As integrity systems improve, more cases of misconduct will surface; greater recognition of what ‘good’ looks like inevitably means identifying more of the bad. As a community, we need to view this as progress, not a failure, and remain resilient and committed to improving research integrity in the long term. It may well get worse before it gets better, but the pain is worth the gain!

“Can I tell people to publish less?”

Professor

What next?

Protecting and improving research integrity is a long-term goal requiring collaboration across every facet of the research publications ecosystem.

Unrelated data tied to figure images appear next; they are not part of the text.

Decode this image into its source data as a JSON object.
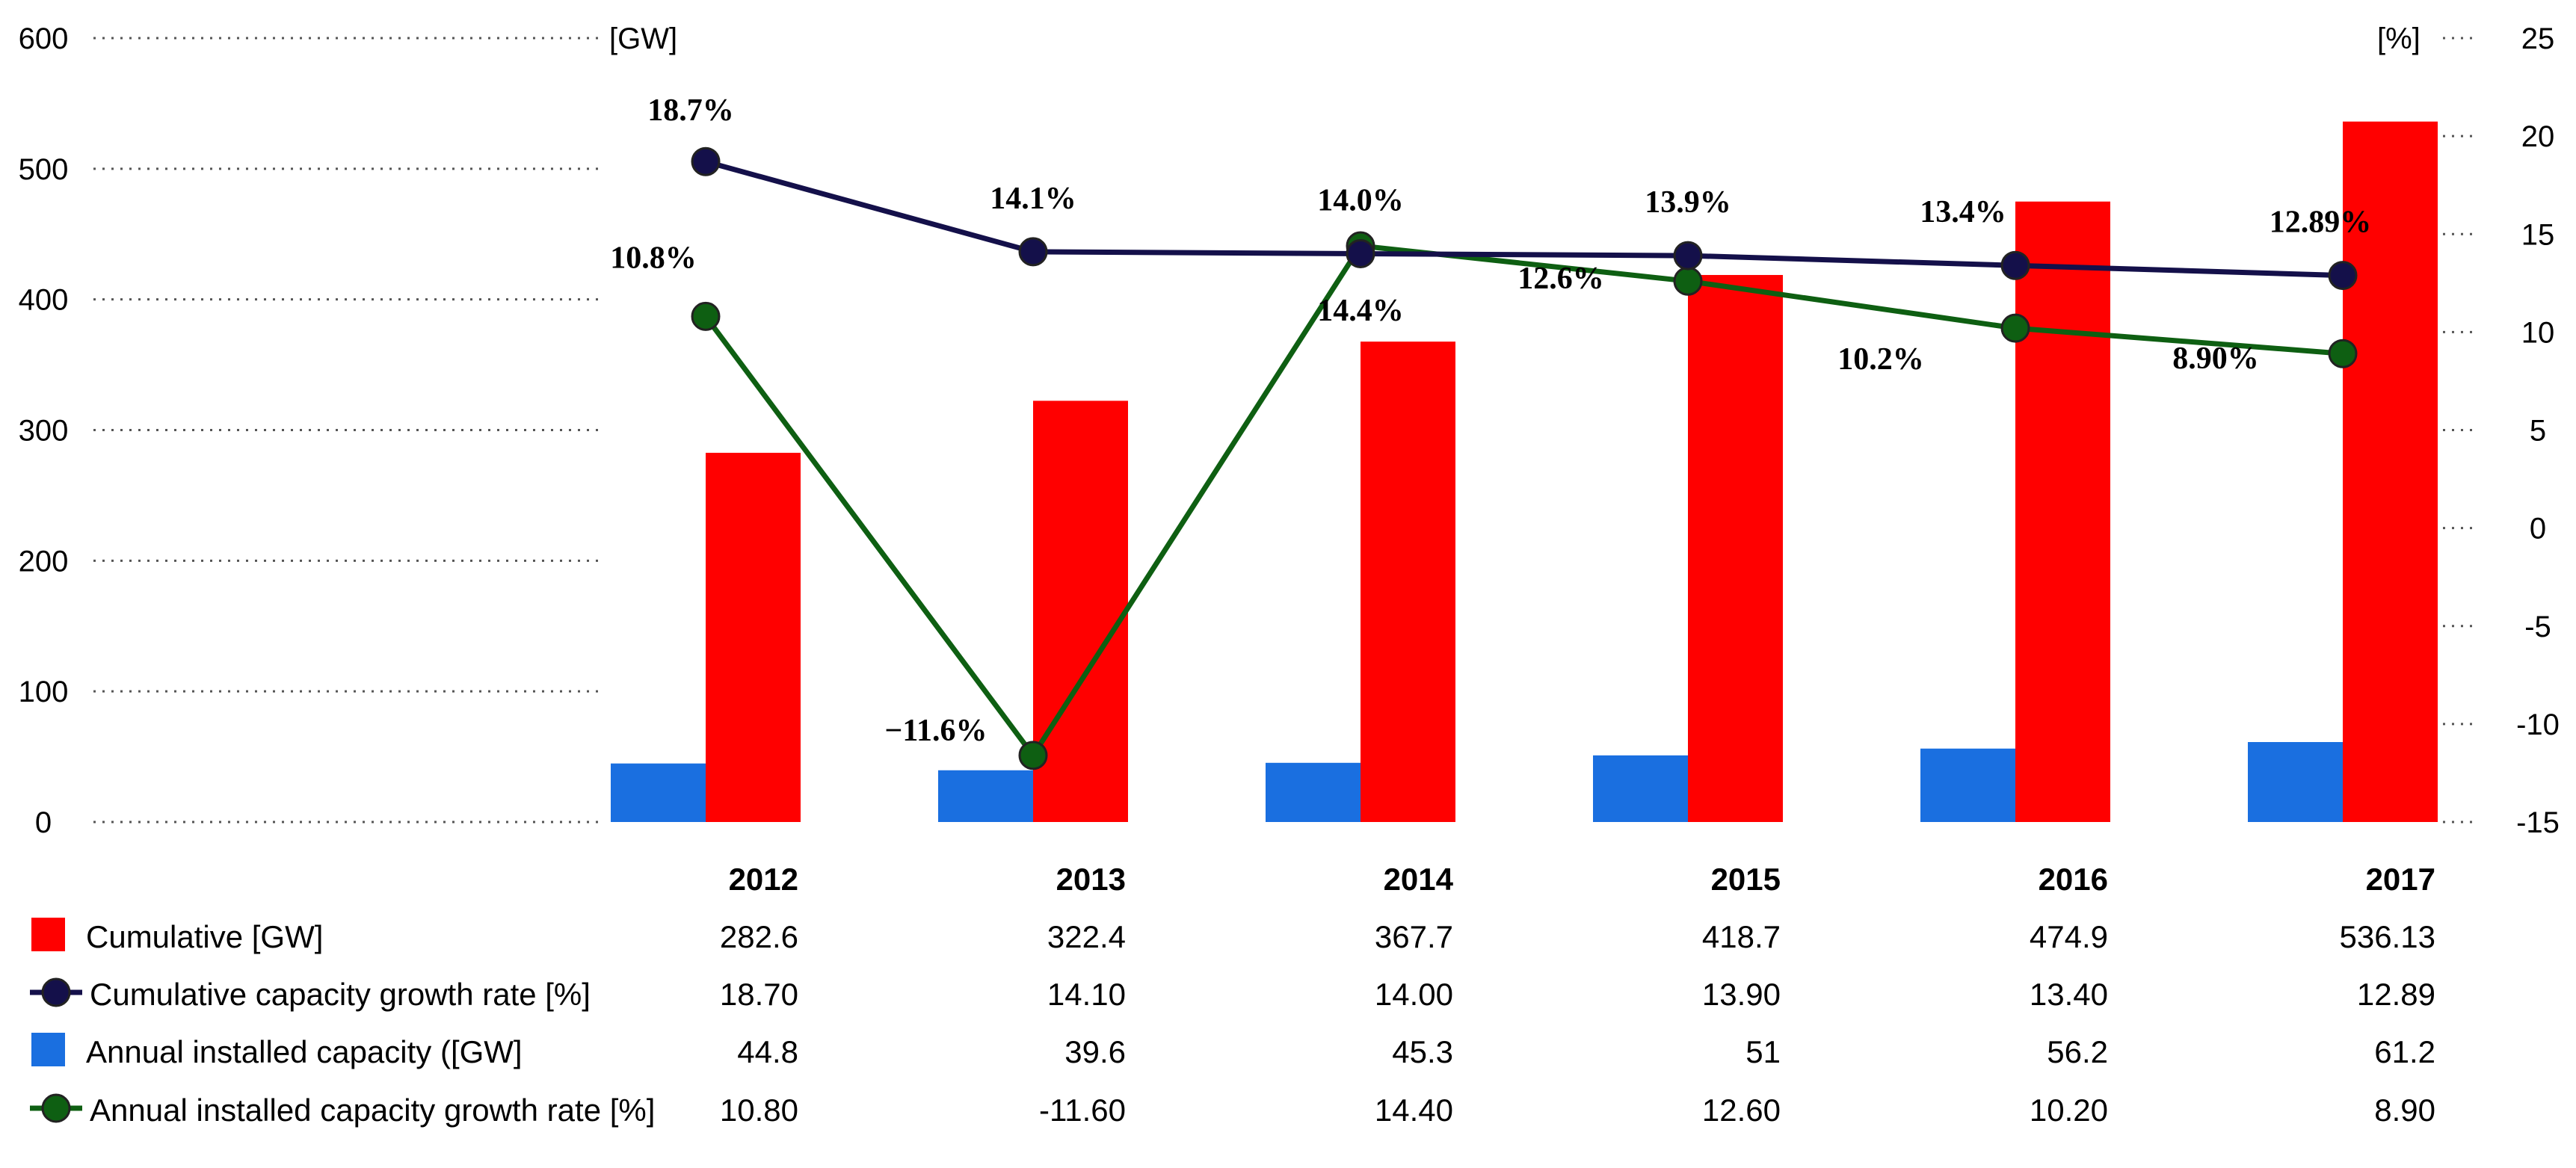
{
  "chart_data": {
    "type": "bar",
    "categories": [
      "2012",
      "2013",
      "2014",
      "2015",
      "2016",
      "2017"
    ],
    "left_axis": {
      "unit": "[GW]",
      "ylim": [
        0,
        600
      ],
      "ticks": [
        0,
        100,
        200,
        300,
        400,
        500,
        600
      ],
      "tick_labels": [
        "0",
        "100",
        "200",
        "300",
        "400",
        "500",
        "600"
      ]
    },
    "right_axis": {
      "unit": "[%]",
      "ylim": [
        -15,
        25
      ],
      "ticks": [
        -15,
        -10,
        -5,
        0,
        5,
        10,
        15,
        20,
        25
      ],
      "tick_labels": [
        "-15",
        "-10",
        "-5",
        "0",
        "5",
        "10",
        "15",
        "20",
        "25"
      ]
    },
    "series": [
      {
        "key": "cumulative",
        "name": "Cumulative [GW]",
        "kind": "bar",
        "axis": "left",
        "color": "#ff0000",
        "values": [
          282.6,
          322.4,
          367.7,
          418.7,
          474.9,
          536.13
        ],
        "table_values": [
          "282.6",
          "322.4",
          "367.7",
          "418.7",
          "474.9",
          "536.13"
        ]
      },
      {
        "key": "cum_growth",
        "name": "Cumulative capacity growth rate [%]",
        "kind": "line",
        "axis": "right",
        "color": "#14104a",
        "values": [
          18.7,
          14.1,
          14.0,
          13.9,
          13.4,
          12.89
        ],
        "labels": [
          "18.7%",
          "14.1%",
          "14.0%",
          "13.9%",
          "13.4%",
          "12.89%"
        ],
        "table_values": [
          "18.70",
          "14.10",
          "14.00",
          "13.90",
          "13.40",
          "12.89"
        ]
      },
      {
        "key": "annual",
        "name": "Annual installed capacity ([GW]",
        "kind": "bar",
        "axis": "left",
        "color": "#1a6fe0",
        "values": [
          44.8,
          39.6,
          45.3,
          51,
          56.2,
          61.2
        ],
        "table_values": [
          "44.8",
          "39.6",
          "45.3",
          "51",
          "56.2",
          "61.2"
        ]
      },
      {
        "key": "annual_growth",
        "name": "Annual installed capacity growth rate [%]",
        "kind": "line",
        "axis": "right",
        "color": "#0e5f12",
        "values": [
          10.8,
          -11.6,
          14.4,
          12.6,
          10.2,
          8.9
        ],
        "labels": [
          "10.8%",
          "−11.6%",
          "14.4%",
          "12.6%",
          "10.2%",
          "8.90%"
        ],
        "table_values": [
          "10.80",
          "-11.60",
          "14.40",
          "12.60",
          "10.20",
          "8.90"
        ]
      }
    ]
  }
}
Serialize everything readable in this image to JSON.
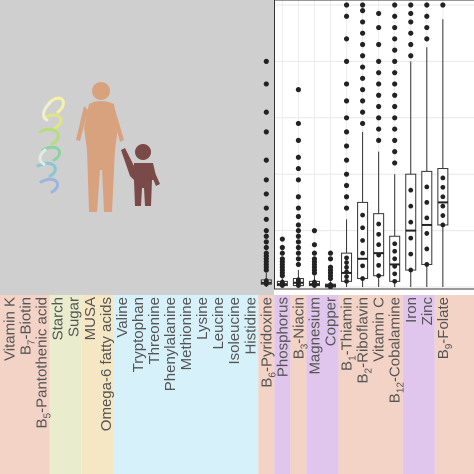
{
  "chart_data": {
    "type": "box",
    "title": "",
    "xlabel": "",
    "ylabel": "",
    "grid": true,
    "legend": "none",
    "icon": "mother-and-child-icon",
    "colors": {
      "panel_gray": "#cfcfcf",
      "vitamin_band": "#f3d3c6",
      "carb_band": "#e9edce",
      "fat_band": "#f6e7c4",
      "amino_band": "#d7f1fa",
      "mineral_band": "#e0c6ec",
      "mother": "#d9a27f",
      "child": "#7a4a48"
    },
    "categories": [
      {
        "name": "Vitamin K",
        "group": "vitamin"
      },
      {
        "name": "B7-Biotin",
        "prefix": "B",
        "sub": "7",
        "rest": "-Biotin",
        "group": "vitamin"
      },
      {
        "name": "B5-Pantothenic acid",
        "prefix": "B",
        "sub": "5",
        "rest": "-Pantothenic acid",
        "group": "vitamin"
      },
      {
        "name": "Starch",
        "group": "carbohydrate"
      },
      {
        "name": "Sugar",
        "group": "carbohydrate"
      },
      {
        "name": "MUSA",
        "group": "fat"
      },
      {
        "name": "Omega-6 fatty acids",
        "group": "fat"
      },
      {
        "name": "Valine",
        "group": "amino"
      },
      {
        "name": "Tryptophan",
        "group": "amino"
      },
      {
        "name": "Threonine",
        "group": "amino"
      },
      {
        "name": "Phenylalanine",
        "group": "amino"
      },
      {
        "name": "Methionine",
        "group": "amino"
      },
      {
        "name": "Lysine",
        "group": "amino"
      },
      {
        "name": "Leucine",
        "group": "amino"
      },
      {
        "name": "Isoleucine",
        "group": "amino"
      },
      {
        "name": "Histidine",
        "group": "amino"
      },
      {
        "name": "B6-Pyridoxine",
        "prefix": "B",
        "sub": "6",
        "rest": "-Pyridoxine",
        "group": "vitamin"
      },
      {
        "name": "Phosphorus",
        "group": "mineral"
      },
      {
        "name": "B3-Niacin",
        "prefix": "B",
        "sub": "3",
        "rest": "-Niacin",
        "group": "vitamin"
      },
      {
        "name": "Magnesium",
        "group": "mineral"
      },
      {
        "name": "Copper",
        "group": "mineral"
      },
      {
        "name": "B1-Thiamin",
        "prefix": "B",
        "sub": "1",
        "rest": "-Thiamin",
        "group": "vitamin"
      },
      {
        "name": "B2-Riboflavin",
        "prefix": "B",
        "sub": "2",
        "rest": "-Riboflavin",
        "group": "vitamin"
      },
      {
        "name": "Vitamin C",
        "group": "vitamin"
      },
      {
        "name": "B12-Cobalamine",
        "prefix": "B",
        "sub": "12",
        "rest": "-Cobalamine",
        "group": "vitamin"
      },
      {
        "name": "Iron",
        "group": "mineral"
      },
      {
        "name": "Zinc",
        "group": "mineral"
      },
      {
        "name": "B9-Folate",
        "prefix": "B",
        "sub": "9",
        "rest": "-Folate",
        "group": "vitamin"
      }
    ],
    "ylim": [
      0,
      100
    ],
    "series": [
      {
        "category": "B6-Pyridoxine",
        "q1": 1,
        "median": 1.5,
        "q3": 2.5,
        "whisker_low": 0,
        "whisker_high": 5,
        "outliers": [
          6,
          7,
          8,
          9,
          10,
          11,
          12,
          14,
          16,
          18,
          20,
          24,
          28,
          33,
          38,
          45,
          55,
          62,
          72,
          80
        ]
      },
      {
        "category": "Phosphorus",
        "q1": 0.5,
        "median": 1,
        "q3": 2,
        "whisker_low": 0,
        "whisker_high": 3,
        "outliers": [
          4,
          5,
          6,
          7,
          8,
          9,
          10,
          12,
          14,
          17
        ]
      },
      {
        "category": "B3-Niacin",
        "q1": 0.5,
        "median": 1.5,
        "q3": 3,
        "whisker_low": 0,
        "whisker_high": 6,
        "outliers": [
          8,
          10,
          12,
          14,
          16,
          18,
          20,
          22,
          25,
          28,
          32,
          38,
          42,
          46,
          52,
          58,
          70
        ]
      },
      {
        "category": "Magnesium",
        "q1": 0.5,
        "median": 1,
        "q3": 2,
        "whisker_low": 0,
        "whisker_high": 4,
        "outliers": [
          5,
          6,
          7,
          8,
          9,
          10,
          12,
          15,
          20
        ]
      },
      {
        "category": "Copper",
        "q1": 0,
        "median": 0.5,
        "q3": 1,
        "whisker_low": 0,
        "whisker_high": 2,
        "outliers": [
          3,
          4,
          5,
          6,
          7,
          10,
          12
        ]
      },
      {
        "category": "B1-Thiamin",
        "q1": 2,
        "median": 5,
        "q3": 12,
        "whisker_low": 0,
        "whisker_high": 24,
        "outliers": [
          28,
          32,
          36,
          40,
          45,
          50,
          55,
          60,
          66,
          72,
          80,
          88,
          96,
          100
        ]
      },
      {
        "category": "B2-Riboflavin",
        "q1": 3,
        "median": 10,
        "q3": 30,
        "whisker_low": 0,
        "whisker_high": 55,
        "outliers": [
          58,
          62,
          66,
          70,
          74,
          78,
          82,
          86,
          90,
          94,
          98,
          100
        ]
      },
      {
        "category": "Vitamin C",
        "q1": 4,
        "median": 12,
        "q3": 26,
        "whisker_low": 0,
        "whisker_high": 48,
        "outliers": [
          52,
          56,
          60,
          64,
          68,
          72,
          76,
          80,
          86,
          92,
          97
        ]
      },
      {
        "category": "B12-Cobalamine",
        "q1": 2,
        "median": 8,
        "q3": 18,
        "whisker_low": 0,
        "whisker_high": 40,
        "outliers": [
          44,
          48,
          52,
          56,
          60,
          64,
          68,
          72,
          76,
          80,
          84,
          88,
          92,
          96,
          100
        ]
      },
      {
        "category": "Iron",
        "q1": 6,
        "median": 20,
        "q3": 40,
        "whisker_low": 0,
        "whisker_high": 80,
        "outliers": [
          82,
          86,
          90,
          94,
          97,
          100
        ]
      },
      {
        "category": "Zinc",
        "q1": 8,
        "median": 22,
        "q3": 41,
        "whisker_low": 0,
        "whisker_high": 85,
        "outliers": [
          88,
          92,
          96,
          100
        ]
      },
      {
        "category": "B9-Folate",
        "q1": 22,
        "median": 30,
        "q3": 42,
        "whisker_low": 0,
        "whisker_high": 95,
        "outliers": [
          100
        ]
      }
    ]
  }
}
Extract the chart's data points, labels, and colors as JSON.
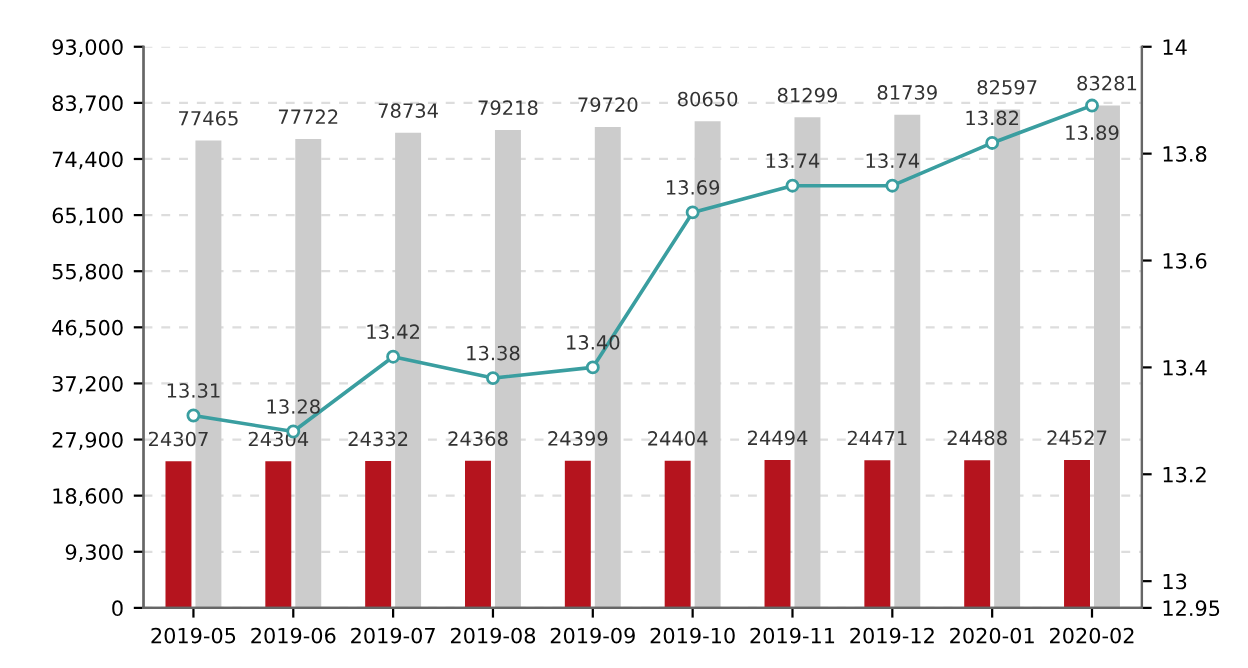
{
  "chart_data": {
    "type": "bar",
    "categories": [
      "2019-05",
      "2019-06",
      "2019-07",
      "2019-08",
      "2019-09",
      "2019-10",
      "2019-11",
      "2019-12",
      "2020-01",
      "2020-02"
    ],
    "series": [
      {
        "color": "#b5141e",
        "values": [
          24307,
          24304,
          24332,
          24368,
          24399,
          24404,
          24494,
          24471,
          24488,
          24527
        ]
      },
      {
        "color": "#cccccc",
        "values": [
          77465,
          77722,
          78734,
          79218,
          79720,
          80650,
          81299,
          81739,
          82597,
          83281
        ]
      },
      {
        "type": "line",
        "axis": "y2",
        "color": "#3a9ea0",
        "values": [
          13.31,
          13.28,
          13.42,
          13.38,
          13.4,
          13.69,
          13.74,
          13.74,
          13.82,
          13.89
        ],
        "value_labels": [
          "13.31",
          "13.28",
          "13.42",
          "13.38",
          "13.40",
          "13.69",
          "13.74",
          "13.74",
          "13.82",
          "13.89"
        ]
      }
    ],
    "data_labels": true,
    "marker": "circle",
    "line_style": "solid",
    "grid": "y",
    "ylim": [
      0,
      93000
    ],
    "yticks": [
      {
        "value": 0,
        "label": "0"
      },
      {
        "value": 9300,
        "label": "9,300"
      },
      {
        "value": 18600,
        "label": "18,600"
      },
      {
        "value": 27900,
        "label": "27,900"
      },
      {
        "value": 37200,
        "label": "37,200"
      },
      {
        "value": 46500,
        "label": "46,500"
      },
      {
        "value": 55800,
        "label": "55,800"
      },
      {
        "value": 65100,
        "label": "65,100"
      },
      {
        "value": 74400,
        "label": "74,400"
      },
      {
        "value": 83700,
        "label": "83,700"
      },
      {
        "value": 93000,
        "label": "93,000"
      }
    ],
    "y2lim": [
      12.95,
      14
    ],
    "y2ticks": [
      12.95,
      13,
      13.2,
      13.4,
      13.6,
      13.8,
      14
    ]
  }
}
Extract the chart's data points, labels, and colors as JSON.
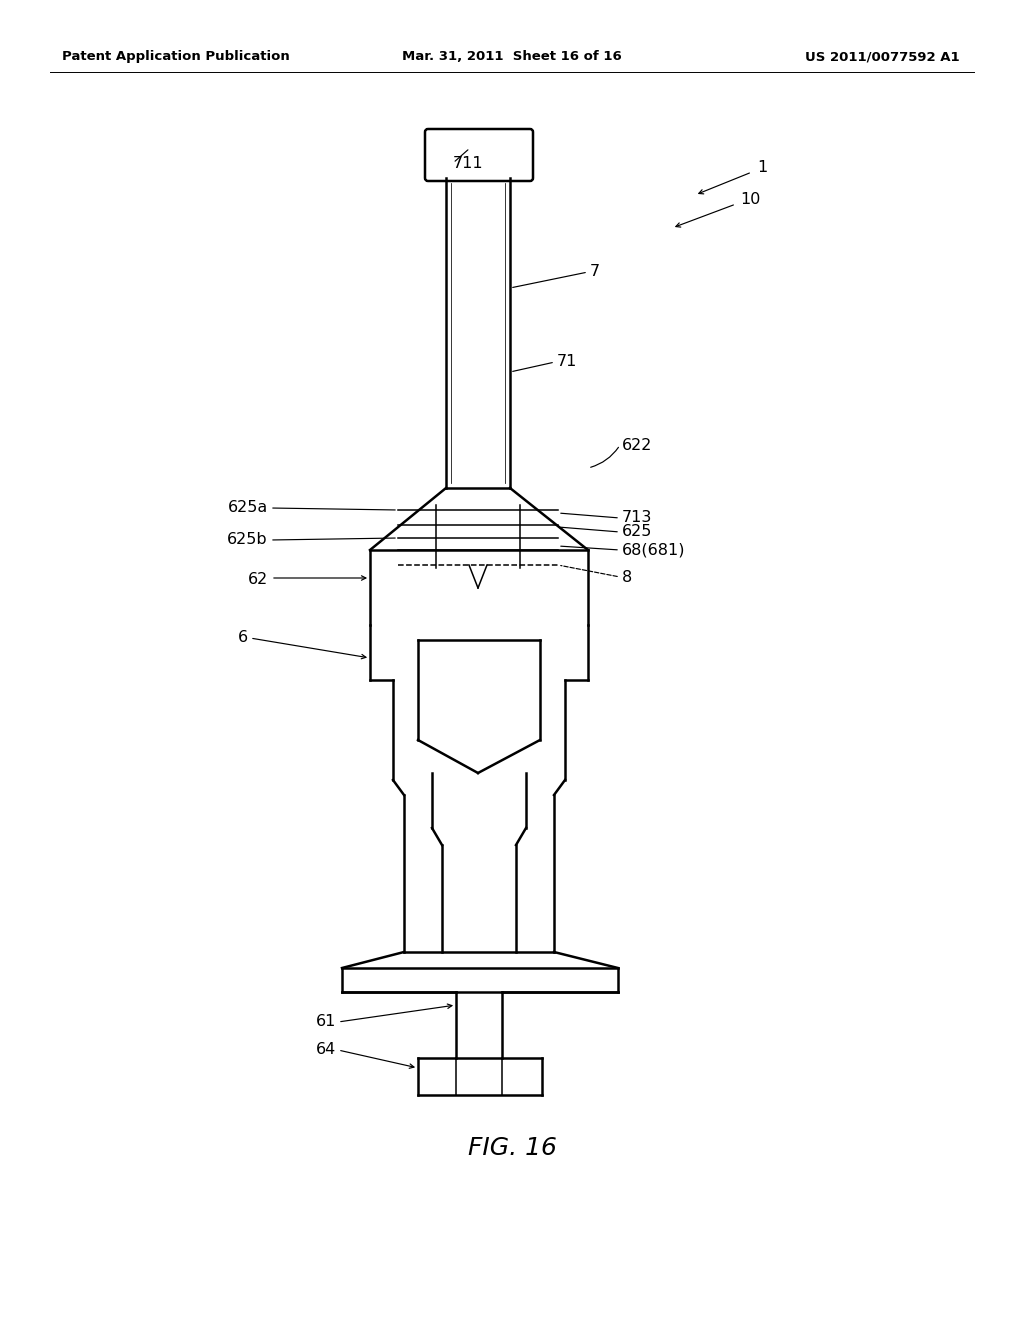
{
  "bg_color": "#ffffff",
  "lc": "#000000",
  "header_left": "Patent Application Publication",
  "header_mid": "Mar. 31, 2011  Sheet 16 of 16",
  "header_right": "US 2011/0077592 A1",
  "figure_label": "FIG. 16",
  "lw_main": 1.8,
  "lw_thin": 1.1,
  "label_fs": 11.5,
  "header_fs": 9.5,
  "fig_label_fs": 18
}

Yet every one of us can take action to move us forward by:

  • advocating for transparency and collaboration
  • supporting systems for accountability
  • sharing resources and best practices to strengthen trust in science.

We need to act now, together, to protect scientific integrity. After all, “Scientific literature is one of humanity’s crowning achievements … it needs to be preserved.” Researcher


The views expressed in this blog post are those of the author(s) and do not necessarily reflect those of Open Pharma or its Members and Supporters.

Sophie Nobes is a Senior Medical Writer at Oxford PharmaGenesis, where she is the Lead of the Open Pharma patient involvement working group. Sophie is also a recipient of the 2026 NISO Plus Scholarship.

Note: Pull quotes included in this article have been anonymized because STM Research Integrity Day took place under Chatham House rules.